Figure 2Kinetics of IgG avidity following SARS-CoV-2 infection or vaccination with BNT162b2. IgG avidity to five SARS-CoV-2 antigens was measured in serum samples using a bead-based multiplex Luminex assay. (First row) Healthcare workers from hospitals in Strasbourg and Paris were followed longitudinally following PCR-confirmed SARS-CoV-2 infection. (Middle row) Healthcare workers from a hospital in Orléans were followed longitudinally after receiving two doses of Pfizer BNT162b2 vaccine. (Bottom row) Residents of a nursing home in Dublin were followed after receiving two doses of Pfizer BNT162b2 vaccine. Individuals with “history of past infection” correspond to individuals with recorded SARS-CoV-2 infection before vaccination and are represented with blue dots. Individuals with no history of past infection are in green. Time is denoted as weeks post-vaccination. Thicker dots represent the median of each group. Black arrows indicate the date of the second vaccine injection. The avidity indexes of anti-Nucleocapsid and anti-Membrane-Envelope IgG are not shown for unvaccinated individuals, as well as data points for anti-spike (whole spike, RBD and S2) IgG of nursing home residents with no prior history of infection before vaccination.
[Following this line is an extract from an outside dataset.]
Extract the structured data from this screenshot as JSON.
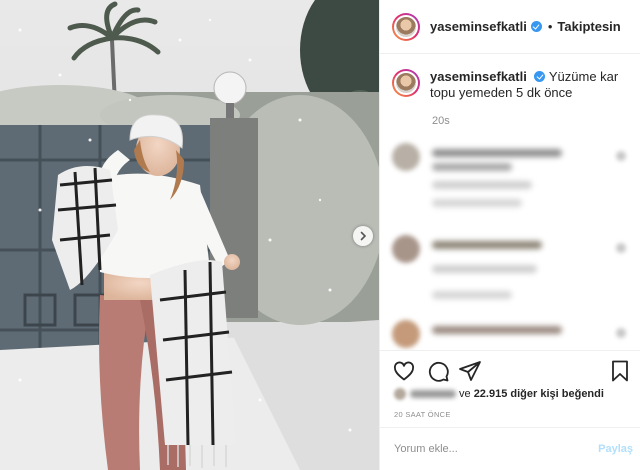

Figure 3Serological markers of time since infection. Anti-SARS-CoV-2 IgG levels and avidity were measured in samples from individuals with recent (within the previous 3 months, red) and older (6–9 months ago, blue) naturally acquired SARS-CoV-2 infection.
Figure 4Predictions of time since infection without (a) and with (b) avidity measurements. Predictions are derived from random forest regression models, with point estimates in blue and 95% uncertainty intervals as vertical bars. (a) Predictions without avidity measurements from a random forest model with 6 biomarkers: NP IgA, S IgA, NP IgG, S2 IgA, RBD IgA and S2 IgG. (b) Predictions with avidity measurements from a random forest model with 6 biomarkers: NP avidity, NP IgA, NP IgG, S avidity, RBD avidity and S2 avidity.